The president was speaking a midnight soliloquy into an unseen microphone, his words echoing through the room. He was not muttering about the burdens of power or the loneliness of leadership, but every sentence spoke to that point. “Dean Acheson, with whom I talked this afternoon, stated that while he was uncertain about any of the courses, he favored the first strike as … being most likely to achieve our results and less likely to cause an extreme Soviet reaction,” Kennedy said. Acheson had been secretary of State under Truman, and he spoke with the authority of a leading architect of cold war policy. The courtly Acheson was a revered figure whose advice Kennedy believed had to be carefully weighed.

“When I saw Robert Lovett later, after talking to Gromyko, he was not convinced that any action was desirable,” Kennedy then said. Lovett was equally one of Washington’s wise men, an architect of postwar international policy, and his opinion was the opposite of Acheson’s. “Bundy continued to argue against any action on the grounds that there would be inevitably a Soviet reprisal against Berlin,” Kennedy went on. The president had immense confidence in Bundy’s judgment, and his NSC adviser came down largely with Lovett, but they were in a minority. “Everyone else felt that for us to fail to respond would throw into question our willingness to respond over Berlin, would divide our allies and our country,” Kennedy said. “The consensus was that we should go ahead with the blockade beginning on Sunday night.”

Kennedy reserved most of his boldness for his speeches, and here as usual he sought what he considered solid middle-high ground. He had plumbed the ideas of a score or more of his advisers, and then decided to do what most of them wanted him to do. But as he turned off the tape recorder and left the empty room, whatever decisions he made would not bear the names of some distinguished committee or panel, but his signature alone.
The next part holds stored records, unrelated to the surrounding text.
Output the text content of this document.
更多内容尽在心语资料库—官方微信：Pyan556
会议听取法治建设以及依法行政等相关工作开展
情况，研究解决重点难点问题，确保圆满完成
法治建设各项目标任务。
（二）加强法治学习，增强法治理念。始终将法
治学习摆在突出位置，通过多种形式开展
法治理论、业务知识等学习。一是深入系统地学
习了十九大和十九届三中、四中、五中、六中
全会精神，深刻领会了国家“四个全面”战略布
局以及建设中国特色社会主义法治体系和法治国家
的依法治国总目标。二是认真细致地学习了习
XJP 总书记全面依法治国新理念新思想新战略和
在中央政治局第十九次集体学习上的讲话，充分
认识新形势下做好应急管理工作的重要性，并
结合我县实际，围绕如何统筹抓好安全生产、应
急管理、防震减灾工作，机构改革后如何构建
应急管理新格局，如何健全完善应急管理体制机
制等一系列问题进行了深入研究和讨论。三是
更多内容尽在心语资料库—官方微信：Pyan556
The next morning, Friday, October 19, in the Cabinet Room, Kennedy got together with his advisers again. The Joint Chiefs had just come from their own meeting, where they had decided that a blockade was not enough; they now strongly recommended an enormous air strike against Cuba without advance notice. As this meeting started, General Taylor sought to grab the initiative and lay out the military chiefs’ plan. “I think the benefit this morning, Mr. President, would be for you to hear the other Chiefs’ comments,” Taylor said.

“Let me just say a little, first, about what the problem is, from my point of view,” Kennedy replied, subtly deferring the military’s presentation. In Washington those who set the agenda usually win. Until now the president had not dominated these sessions. His role had been to listen and to weigh. But this meeting had become potentially the crucial decision-making moment, and now the president defined the problem. He had a lawyerly ability to take a myriad of contradictory contributions and prune them away into a succinct, muscular presentation of the harsh choices that lay before them.

At his best, Kennedy was profoundly realistic and intellectually fearless about facing the foibles, weaknesses, and self-interests of men and nations. “First, I think we ought to think of why the Russians did this,” he said, stepping back to admire the skillful way Khrushchev had attempted to checkmate the Americans. “Well, actually, it was a rather dangerous but rather useful play of theirs. We do nothing; they have a missile base there with all the pressure that brings to bear on the United States and damage to our prestige.